I am writing to you because I am deeply concerned about my son who is in primary school. Recently, he has been facing a difficult situation where a group of boys in his class are emotionally blackmailing him.

They have told him that they will not be friends with him unless he gives them some of his stationery. My son has refused to give in to their demands, and as a result, he is being ostracized by the group. This has been causing him a lot of distress, and I am worried about the impact it is having on him.

I don’t know how to help him navigate this situation and I feel helpless as a parent. I would really appreciate any advice or guidance you can offer to help my son through this difficult time.

Sincerely,
A Worried Mother

Dear Worried Mother,

I understand how distressing it can be to see your child facing such challenges at school.
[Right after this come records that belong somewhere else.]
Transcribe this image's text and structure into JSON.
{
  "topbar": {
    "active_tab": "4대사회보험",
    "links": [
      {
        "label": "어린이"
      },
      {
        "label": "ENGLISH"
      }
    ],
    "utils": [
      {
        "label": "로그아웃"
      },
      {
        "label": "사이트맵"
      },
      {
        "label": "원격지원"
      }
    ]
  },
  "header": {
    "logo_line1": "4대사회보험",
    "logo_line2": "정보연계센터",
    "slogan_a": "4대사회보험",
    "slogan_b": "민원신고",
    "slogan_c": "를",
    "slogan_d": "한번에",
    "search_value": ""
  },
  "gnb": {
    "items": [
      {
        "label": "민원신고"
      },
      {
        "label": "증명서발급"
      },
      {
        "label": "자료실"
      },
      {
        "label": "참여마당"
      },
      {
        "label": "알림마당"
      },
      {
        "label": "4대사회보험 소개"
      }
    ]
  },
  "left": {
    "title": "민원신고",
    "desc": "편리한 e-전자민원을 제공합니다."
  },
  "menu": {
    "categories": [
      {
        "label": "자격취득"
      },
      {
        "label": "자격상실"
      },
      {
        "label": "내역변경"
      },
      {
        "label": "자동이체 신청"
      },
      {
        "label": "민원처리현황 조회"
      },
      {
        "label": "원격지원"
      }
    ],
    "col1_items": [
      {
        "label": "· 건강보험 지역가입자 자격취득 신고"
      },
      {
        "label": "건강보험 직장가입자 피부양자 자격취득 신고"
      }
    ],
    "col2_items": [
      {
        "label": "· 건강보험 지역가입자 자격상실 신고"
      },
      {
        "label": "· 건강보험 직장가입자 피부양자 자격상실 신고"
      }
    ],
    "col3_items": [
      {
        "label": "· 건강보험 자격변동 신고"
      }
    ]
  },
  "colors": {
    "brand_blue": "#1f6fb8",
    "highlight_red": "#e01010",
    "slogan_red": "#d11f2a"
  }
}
It’s tough to witness them experiencing emotional blackmail and ostracism, especially at a young age. However, there are some steps you can take to support your son through this difficult time.

Firstly, it’s important to have an open and non-judgmental conversation with your son about what is happening. Let him know that you are there to support him and that he can always come to you with any problems he may be facing at school. Reassure him that he has done nothing wrong by standing up for himself and not giving in to the demands of these boys.

Next, consider reaching out to his teacher or the school counselor to make them aware of the situation. They may be able to intervene and address the behavior of the boys involved. Additionally, they can offer support to your son and help him navigate the social dynamics in his class.

Encourage your son to find other friends or activities outside of this group of boys. Building new friendships and engaging in extracurricular activities can help him feel more supported and less isolated.

Lastly, remind your son of his worth and that true friends would never demand things from him in exchange for their friendship. Help him understand that it’s okay to stand up for himself and that he deserves to be respected for who he is.

I hope these suggestions offer some guidance and support for both you and your son during this challenging time. Remember, your love and support as a parent will be invaluable in helping him navigate these social challenges.